Le problème est plutôt au départ (un "donnant-donnant" seul au milieu d’une bande de méchants n’a aucune chance car il commence toujours par être gentil). L’altruisme réciproque a certainement été lancé dans de petits groupes parentaux où l’altruisme parental servait de réciproque aux jeunes tit for tat. Le fait que l’altruisme réciproque soit présent chez de nombreux animaux et qu’il permette d’expliquer de nombreux sentiments humains (amitié, sens de la justice et de l’injustice, rancune, gratitude, ...) plaide pour sa prédominance devant les explications des sciences sociales des sentiments humains.
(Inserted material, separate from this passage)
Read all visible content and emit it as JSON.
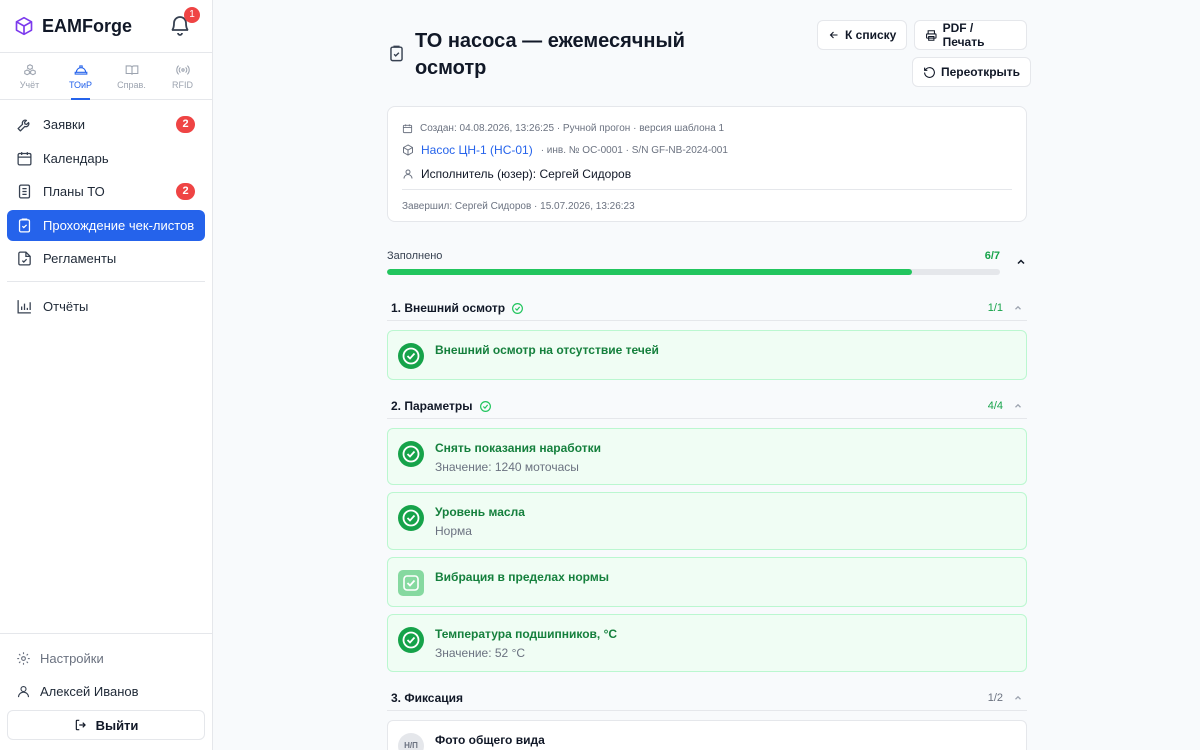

Dans l'altruisme réciproque, plus la situation du bénéficiaire sera désespérée, plus sa reconnaissance sera importante, d’où le fait qu’un mourant de faim suscite plus de pitié (Trivers) La culpabilité en cas de comportement non altruiste augmente quand elle est publique : c’est même cela qui compte dans le groupe pour bénéficier de la réciprocité. Nous passons beaucoup de temps à nous répandre en griefs, et à modifier en conséquence notre attitude à l’égard de l’accusé. L’altruisme réciproque porte en fait mal son nom : c’est l’impression seule qui compte ! Cela explique notre application à polir notre réputation morale.

La conscience morale

La sélection naturelle ne veut pas notre bonheur, elle veut que nous soyons prolifiques. Les psychothérapeutes seront mieux équipés s’ils le savent et s'ils savent ce qu’elle veut. La sélection naturelle use d’un stratagème éhonté en nous dotant d’un organe mental non sensuel, la conscience, qui nous donne l’impression d’être en contact avec des vérités supérieures. Mais pourquoi la conscience morale est-elle si malléable par l’éducation ? La réponse est que la conduite morale à tenir dépend d’un environnement très changeant Ainsi la tendance enfantine spontanée au mensonge (tromperie) est renforcée ou inhibée par les parents. La conscience victorienne est dans une large mesure le reflet d’un environnement restreint et stable, où la tromperie a de graves conséquences. C’est moins le cas dans les grandes villes modernes. Ainsi les pauvres sont les victimes de la société qui façonne une forte tendance à la tromperie qui les rend malhonnêtes.

Bibliographie

  • Robert Wright, (1994), L'animal moral -Psychologie évolutionniste et vie quotidienne, traduction aux éditions Michalon, 1995. Traduit de l'américain par Anne Béraud-Butcher, Éditions Gallimard, Collection : Folio Documents, (ISBN 2-07-042855-9).